Synthetic Genetic Evolution

Scientists show that manmade nucleic acids can replicate and evolve, ushering in a new era in synthetic biology.

Apr 19, 2012
Ruth Williams

WIKIMEDIA COMMONS, CHRISTOPH BOCK (MAX PLANCK INSTITUTE FOR INFORMATICS)

Synthetic genetic polymers, broadly referred to as XNAs, can replicate and evolve just like their naturally occurring counterparts, DNA and RNA, according to a new study published today (April 19) in Science. The results of the research have implications not only for the fields of biotechnology and drug design, but also for research into the origins of life—on this planet and beyond.

“It’s a breakthrough,” said Gerald Joyce of The Scripps Research Institute in La Jolla, California, who was not involved in the study—“a beautiful paper in the realm of synthetic biology.”

“It shows that you don’t have to stick with the ribose and deoxyribose backbones of RNA and DNA in order to have transmittable, heritable, and evolvable information,” added Eric Kool of Stanford University, California, who also did not participate in the research.

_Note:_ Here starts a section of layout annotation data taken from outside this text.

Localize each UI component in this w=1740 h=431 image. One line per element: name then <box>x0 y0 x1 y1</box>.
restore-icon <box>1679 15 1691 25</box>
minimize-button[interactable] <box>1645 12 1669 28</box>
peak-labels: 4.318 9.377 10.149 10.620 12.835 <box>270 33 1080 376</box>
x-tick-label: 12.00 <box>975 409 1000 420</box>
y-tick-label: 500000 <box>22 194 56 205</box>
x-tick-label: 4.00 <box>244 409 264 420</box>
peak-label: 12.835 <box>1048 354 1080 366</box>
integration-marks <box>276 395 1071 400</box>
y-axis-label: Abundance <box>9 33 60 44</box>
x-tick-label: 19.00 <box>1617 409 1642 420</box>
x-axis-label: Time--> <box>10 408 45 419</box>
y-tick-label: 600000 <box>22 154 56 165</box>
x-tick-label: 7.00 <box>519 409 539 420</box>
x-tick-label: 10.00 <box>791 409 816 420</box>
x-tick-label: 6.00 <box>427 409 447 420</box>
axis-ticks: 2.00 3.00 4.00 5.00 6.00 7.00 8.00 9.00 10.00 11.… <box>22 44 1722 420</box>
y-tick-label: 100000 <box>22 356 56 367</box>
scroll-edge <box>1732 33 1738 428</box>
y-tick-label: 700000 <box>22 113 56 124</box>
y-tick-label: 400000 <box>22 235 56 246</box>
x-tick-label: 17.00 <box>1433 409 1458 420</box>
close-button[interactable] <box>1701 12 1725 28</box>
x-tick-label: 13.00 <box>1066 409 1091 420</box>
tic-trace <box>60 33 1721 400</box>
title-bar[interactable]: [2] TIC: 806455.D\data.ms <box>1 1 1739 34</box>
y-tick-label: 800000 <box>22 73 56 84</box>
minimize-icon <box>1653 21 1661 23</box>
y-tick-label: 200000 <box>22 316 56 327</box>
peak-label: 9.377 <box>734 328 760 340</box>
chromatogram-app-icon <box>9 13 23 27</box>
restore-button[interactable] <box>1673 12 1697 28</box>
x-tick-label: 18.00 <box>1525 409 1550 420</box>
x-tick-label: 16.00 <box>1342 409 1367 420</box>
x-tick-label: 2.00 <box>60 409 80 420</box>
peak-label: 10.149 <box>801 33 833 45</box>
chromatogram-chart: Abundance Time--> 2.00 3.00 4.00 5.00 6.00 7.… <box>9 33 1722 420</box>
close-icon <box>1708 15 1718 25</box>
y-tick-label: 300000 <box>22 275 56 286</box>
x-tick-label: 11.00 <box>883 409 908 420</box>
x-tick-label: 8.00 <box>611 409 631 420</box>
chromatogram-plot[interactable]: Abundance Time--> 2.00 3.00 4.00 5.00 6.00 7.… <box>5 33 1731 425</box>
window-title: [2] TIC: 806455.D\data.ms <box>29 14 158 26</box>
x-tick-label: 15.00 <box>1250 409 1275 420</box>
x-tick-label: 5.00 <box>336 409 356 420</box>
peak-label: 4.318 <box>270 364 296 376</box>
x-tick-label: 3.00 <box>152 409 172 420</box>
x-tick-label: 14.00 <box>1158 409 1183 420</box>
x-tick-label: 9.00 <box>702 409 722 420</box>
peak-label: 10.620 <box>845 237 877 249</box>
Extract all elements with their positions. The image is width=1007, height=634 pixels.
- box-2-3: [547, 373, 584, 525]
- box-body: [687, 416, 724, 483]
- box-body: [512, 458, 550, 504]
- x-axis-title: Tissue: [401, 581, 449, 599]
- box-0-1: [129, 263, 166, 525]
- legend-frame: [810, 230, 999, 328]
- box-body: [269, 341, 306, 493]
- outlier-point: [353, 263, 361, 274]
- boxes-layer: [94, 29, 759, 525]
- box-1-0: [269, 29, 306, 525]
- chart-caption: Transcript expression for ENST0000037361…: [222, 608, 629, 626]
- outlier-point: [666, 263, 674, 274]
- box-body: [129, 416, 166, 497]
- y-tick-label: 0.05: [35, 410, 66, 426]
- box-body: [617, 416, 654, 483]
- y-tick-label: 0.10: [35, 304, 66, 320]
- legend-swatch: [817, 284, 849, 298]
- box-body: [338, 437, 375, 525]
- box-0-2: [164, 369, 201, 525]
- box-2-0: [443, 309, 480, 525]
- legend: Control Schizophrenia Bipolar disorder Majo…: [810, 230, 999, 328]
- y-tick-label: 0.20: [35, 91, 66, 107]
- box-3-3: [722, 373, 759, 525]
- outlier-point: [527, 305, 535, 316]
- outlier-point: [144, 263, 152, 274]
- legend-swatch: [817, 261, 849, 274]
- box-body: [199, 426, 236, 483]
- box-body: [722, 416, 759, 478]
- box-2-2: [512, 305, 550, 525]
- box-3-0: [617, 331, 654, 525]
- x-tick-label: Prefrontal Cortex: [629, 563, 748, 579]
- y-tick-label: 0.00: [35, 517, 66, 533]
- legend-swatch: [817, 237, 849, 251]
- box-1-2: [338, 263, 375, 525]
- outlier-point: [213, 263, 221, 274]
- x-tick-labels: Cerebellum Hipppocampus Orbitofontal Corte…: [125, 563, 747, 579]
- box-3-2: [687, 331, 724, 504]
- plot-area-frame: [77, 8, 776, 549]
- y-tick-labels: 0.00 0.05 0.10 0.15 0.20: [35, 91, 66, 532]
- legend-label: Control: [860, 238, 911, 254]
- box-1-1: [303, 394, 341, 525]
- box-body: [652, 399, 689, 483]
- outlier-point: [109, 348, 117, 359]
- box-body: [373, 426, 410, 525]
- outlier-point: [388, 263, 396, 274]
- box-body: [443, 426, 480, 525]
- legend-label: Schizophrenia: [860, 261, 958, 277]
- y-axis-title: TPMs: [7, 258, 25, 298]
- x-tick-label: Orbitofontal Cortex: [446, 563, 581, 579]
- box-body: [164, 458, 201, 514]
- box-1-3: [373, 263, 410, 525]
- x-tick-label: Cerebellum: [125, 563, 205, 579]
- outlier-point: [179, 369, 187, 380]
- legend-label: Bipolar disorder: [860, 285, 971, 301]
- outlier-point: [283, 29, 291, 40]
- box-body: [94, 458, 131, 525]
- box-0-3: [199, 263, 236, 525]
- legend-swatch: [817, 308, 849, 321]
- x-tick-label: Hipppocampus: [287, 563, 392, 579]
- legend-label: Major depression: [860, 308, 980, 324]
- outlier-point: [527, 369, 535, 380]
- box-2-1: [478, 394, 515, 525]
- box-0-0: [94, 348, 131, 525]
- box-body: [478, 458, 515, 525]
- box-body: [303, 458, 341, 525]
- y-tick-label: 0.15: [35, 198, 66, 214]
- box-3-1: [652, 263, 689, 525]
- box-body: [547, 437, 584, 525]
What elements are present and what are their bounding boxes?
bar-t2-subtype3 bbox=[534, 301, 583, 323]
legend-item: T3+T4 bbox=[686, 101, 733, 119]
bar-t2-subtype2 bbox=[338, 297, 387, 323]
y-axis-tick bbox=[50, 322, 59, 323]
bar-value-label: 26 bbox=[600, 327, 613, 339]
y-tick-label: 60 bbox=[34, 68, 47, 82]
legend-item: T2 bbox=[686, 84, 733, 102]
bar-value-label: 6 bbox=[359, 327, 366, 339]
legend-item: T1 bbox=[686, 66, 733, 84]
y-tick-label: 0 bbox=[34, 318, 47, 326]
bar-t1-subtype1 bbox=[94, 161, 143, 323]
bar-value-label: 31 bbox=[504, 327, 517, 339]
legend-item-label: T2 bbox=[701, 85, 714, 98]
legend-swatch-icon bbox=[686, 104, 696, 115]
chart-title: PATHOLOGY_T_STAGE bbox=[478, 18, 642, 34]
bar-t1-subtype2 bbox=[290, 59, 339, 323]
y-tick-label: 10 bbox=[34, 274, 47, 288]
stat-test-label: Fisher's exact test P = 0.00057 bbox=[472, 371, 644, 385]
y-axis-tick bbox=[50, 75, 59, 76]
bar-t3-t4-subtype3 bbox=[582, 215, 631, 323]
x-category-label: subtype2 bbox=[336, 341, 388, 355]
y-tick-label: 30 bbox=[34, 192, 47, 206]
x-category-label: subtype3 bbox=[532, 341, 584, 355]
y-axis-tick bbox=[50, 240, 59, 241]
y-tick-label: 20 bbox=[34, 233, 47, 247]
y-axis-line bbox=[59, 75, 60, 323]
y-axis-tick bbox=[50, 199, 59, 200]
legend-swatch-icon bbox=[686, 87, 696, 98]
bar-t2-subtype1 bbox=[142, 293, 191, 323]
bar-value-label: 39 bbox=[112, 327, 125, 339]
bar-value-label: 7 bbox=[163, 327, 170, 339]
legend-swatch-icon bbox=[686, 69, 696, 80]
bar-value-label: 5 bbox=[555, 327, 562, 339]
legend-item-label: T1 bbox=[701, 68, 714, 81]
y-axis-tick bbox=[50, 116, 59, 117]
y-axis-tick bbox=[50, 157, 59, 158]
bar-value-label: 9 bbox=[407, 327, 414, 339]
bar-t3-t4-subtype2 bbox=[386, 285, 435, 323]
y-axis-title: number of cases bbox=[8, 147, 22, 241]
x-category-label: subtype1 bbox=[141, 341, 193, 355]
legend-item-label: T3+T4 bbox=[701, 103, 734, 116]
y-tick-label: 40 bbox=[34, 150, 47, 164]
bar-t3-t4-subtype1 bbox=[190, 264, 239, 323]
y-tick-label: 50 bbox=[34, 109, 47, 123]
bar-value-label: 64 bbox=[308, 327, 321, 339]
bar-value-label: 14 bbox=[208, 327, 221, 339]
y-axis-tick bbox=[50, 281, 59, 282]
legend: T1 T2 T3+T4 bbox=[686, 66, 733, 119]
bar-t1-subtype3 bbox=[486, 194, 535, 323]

Over the years, scientists have created a range of XNAs, in which the ribose or deoxyribose portions of RNA and DNA are replaced with alternative molecules. For example, threose is used to make TNA, and anhydrohexitol is used to make HNA. These polymers, which do not exist naturally, are generally studied with various biotechnological and therapeutic aims in mind.  But some researchers, like Philipp Holliger of the MRC Laboratory of Molecular Biology in Cambridge, UK, think XNAs might also provide insights into the origins of life. They might help to answer questions such as, “why is life based on DNA and RNA, and, if we ever find life beyond earth, is it likely to be based on the same molecule or could there be other possibilities?” Holliger said.

To get at some of these questions, Holliger and his colleagues had to first create enzymes that could replicate XNAs, a necessary first step to evolution. They did this both by randomly mutating and screening existing DNA polymerases for their ability to read XNA, and by an iterative process of selecting polymerase variants with capacities for XNA synthesis. In the end, they had several polymerases that could synthesize six different types of XNA.

To see whether XNAs could evolve, they generated random HNA sequences, then selected for those that could bind to two target molecules. After selection, the HNAs were amplified by the newly designed polymerases and again selected for their ability to bind the targets. Eight rounds of selection later, the HNA sequences were no longer random, as those with a particular target-binding motif became more abundant. Through selection and replication, the HNAs had evolved.

The finding in itself is not surprising, said Kool. “Chemists have been working for 20 years to find new backbones for DNA and the feeling always was that it would be interesting and quite possible that some of them might be replicated one day.” It was, nevertheless, impressive, he added. “The hard part was finding the enzymes that could do it. So the big leap ahead for this paper was finding those enzymes.”

The new polymerases synthesized XNA through rounds of DNA-to-XNA and XNA-to-DNA synthesis. Generating polymerases that can make XNA direct from XNA will be the next step, Holliger said, but it will be a lot harder “because both strands would be foreign to the polymerase.”

Holliger also explained that there was actually a benefit to having a DNA intermediate. “It allowed us to access the whole gamut of technologies that are available for analyzing DNA sequences.” Working with XNAs uniquely, he said, “is like being thrown back to the way molecular biology was in the early 1970s, in that we have to develop all our tools afresh.”

Holliger’s polymerases maybe the first addition to the XNA toolbox but, as more tools are created the potential for XNA biology will grow, said Jack Szostak of Harvard Medical School, who was not involved in the study. “In the longer run, it may be possible to design and build new forms of life that are based on one or more of these non-natural genetic polymers,” he said. That said, “I think it’s too early to say whether such novel life-forms would have any practical applications,” he added.

Regardless of what the future holds, the new polymerases could have applications right away. “We hope to be able to evolve XNA aptamers”—molecules that bind specific targets—“against medically interesting targets,” Holliger said. Scientists are already creating DNA and RNA aptamers, but their use in the body is severely hampered by their susceptibility to naturally occurring nucleases that degrade DNA and RNA. “XNAs are not natural and so are not susceptible to nucleases,” explained Joyce. “These things are bullet-proof.”

Beyond the medical applications of the work, Holliger is finally getting some answers about the basis of life. “The exciting finding of our work is that there really seems to be many possibilities,” he said. “There isn’t anything Goldilocks about DNA or RNA.” Does this mean that life elsewhere in the cosmos is more likely than previously thought? “I would say a cautious yes,” said Holliger.

V.B. Pinheiro et al., “Synthetic Genetic Polymers Capable of Heredity and Evolution,” Science, 336: 341-44, 2012.